17 outubro 2006

Rivolição

Por muito experiência que tenhamos da surpresa, nunca estamos completamente prevenidos para não sermos surpreendidos por discursos que ultrapassam a rotina. A síntese (Público, 17/10/06) do manifesto dos ocupantes do Rivoli é bastante significativa a este propósito. O primeiro ponto diz: «Garantias de que o Rivoli não será gerido e programado em função da maior ou menor rentabilidade dos espectáculos, da submissão aos interesses do executivo da câmara, da visibilidade mediática ou da pretensa acessibilidade.» A utopia da cultura está toda aqui contida: não há nenhum requisito que condicione a gestão e programação da instituição cultural, nem «rentabilidades», nem «interesses do executivo», nem «mediatismos» nem sequer o juízo do público sobre se a programação é acessível ou exigente, se é clássica ou popular, se é para todos ou só para alguns. Nada disto, apenas o espectáculo incondicionado, de forma absoluta, porventura, finalmente, a realização do sonho nietzschiano da obra de arte completa do criador que é simultaneamente a obra e o seu espectador. Imagine-se, eles, os da Rivolição, criando a obra que contemplam, hoje, aqui e agora, autores da obra absoluta não sujeita a qualquer critério de apreciação estética nem submetida a qualquer critério de avaliação de qualquer espécie, criadores absolutos, donos exclusivos de si próprios, senhores da imaginação criadora total, sublimes de génio criativo como só os deuses poderiam se existissem, e, espectadores singulares da sua própria obra e da sua capacidade criadora, narcísicos neuroticamente apaixonados, incondicionalmente, por si próprios e pela sua própria obra, como se a obra de arte que se cria, que se faz e se contempla, simultaneamente, devesse ser completa, utópica, incondicional, absoluta. Nem Nietzsche teria pensado na violência de tanta perfeição para a criação estética, na necessidade extrema da afirmação do incondicionado na criação artística.
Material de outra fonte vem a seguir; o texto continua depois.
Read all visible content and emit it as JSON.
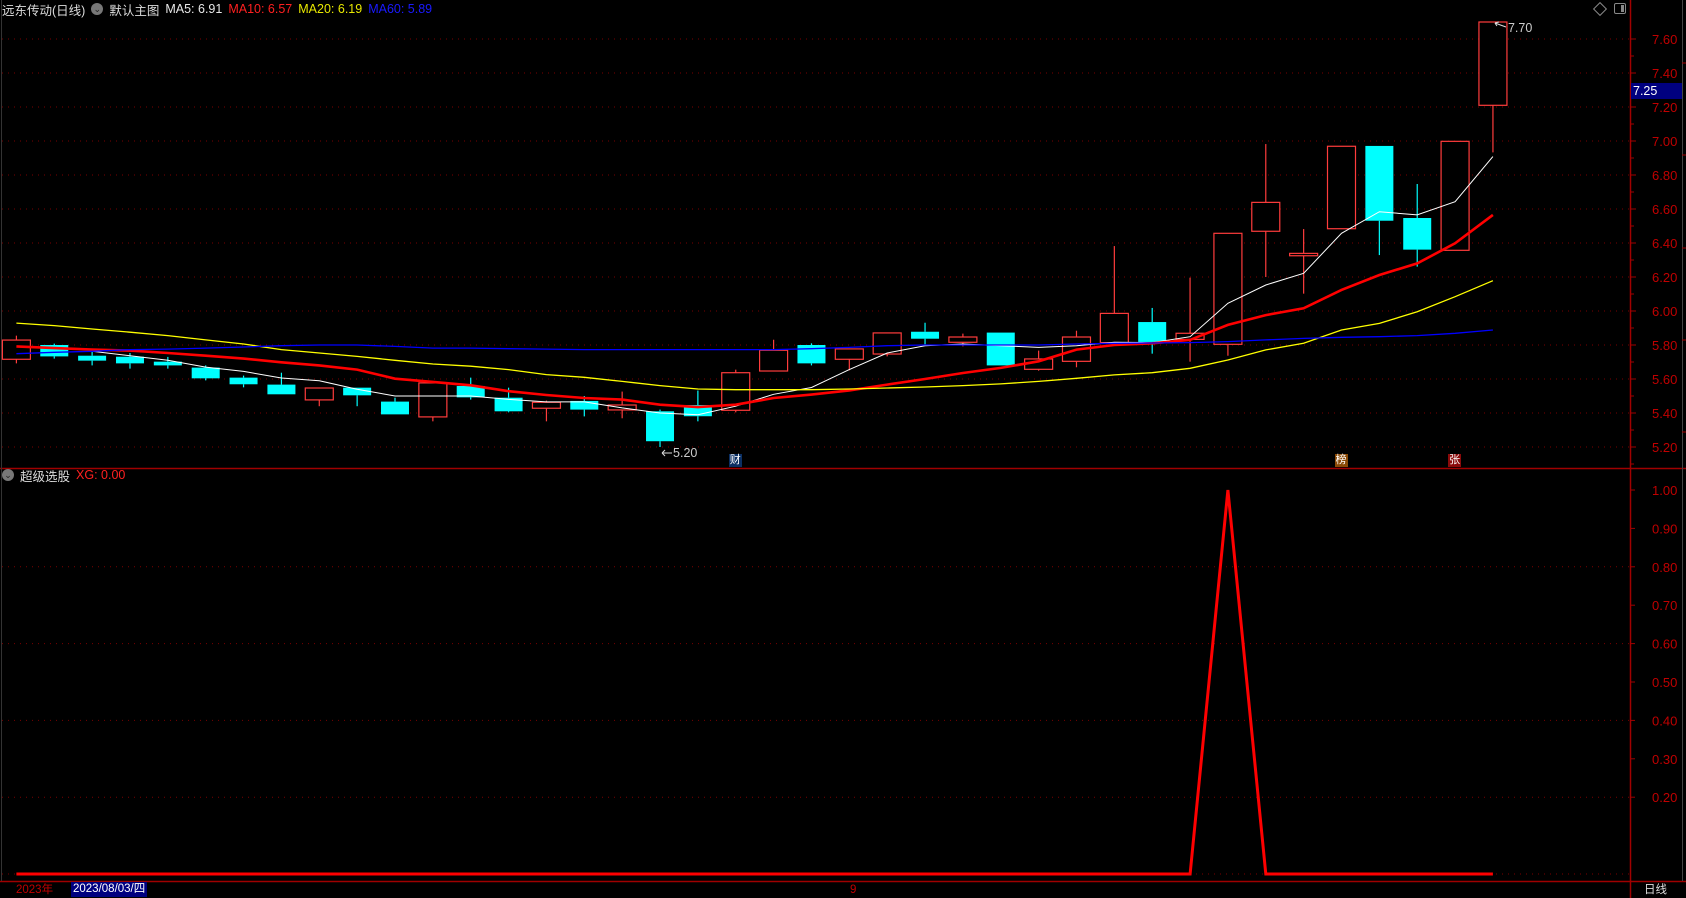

A segunda exigência dos ocupantes da Rivolição não é menos surpreendente: «Garantias de que os núcleos de produção da cidade terão acesso e lugar no seu teatro municipal, sem prévia censura política e segundo critérios que visem tão-só a manutenção de uma programação de qualidade.» Baixando um pouco à terra, estabelece-se que todos têm acesso ao Rivoli, que é assumidamente de todos, do povo, da cidade, deles, de quem quiser estar no «seu teatro municipal», desde que aceite «critérios» com um único objectivo, o da «qualidade». Não faria sentido que outro critério pudesse ser estipulado depois de se ter querido o incondicionado da arte. Mas, há sempre um problema à volta da qualidade, pois, se esse problema não está na obra de arte acaba por se encontrar no público - que não é utopicamente perfeito - que aprecia a obra de arte, do que resulta a necessidade de este ser «educado», formado, alimentado pelo gosto da obra de arte perfeita e que ele, à partida, não entende, o que não constitui um problema de «acessibilidade» da obra, mas um problema de formação de públicos, algo já há muito detectado na média da qualidade dos espectadores por essa Europa fora. A terceira exigência do manifesto da Rivolição vai neste sentido da educação do público: «Garantias de que a direcção do Rivoli pugnará pela formação contínua do público». A ideia é simples: se a obra de arte não conquista o público, então o público tem de ser educado para a obra de arte.
Estas reivindicações são utopicamente de outro mundo e no entanto necessárias para nos surpreenderem pelos sonhos que acarretam. Para não ficarmos apenas surpreendidos pelos 50000 portugueses que já terão visto o Filme da Treta.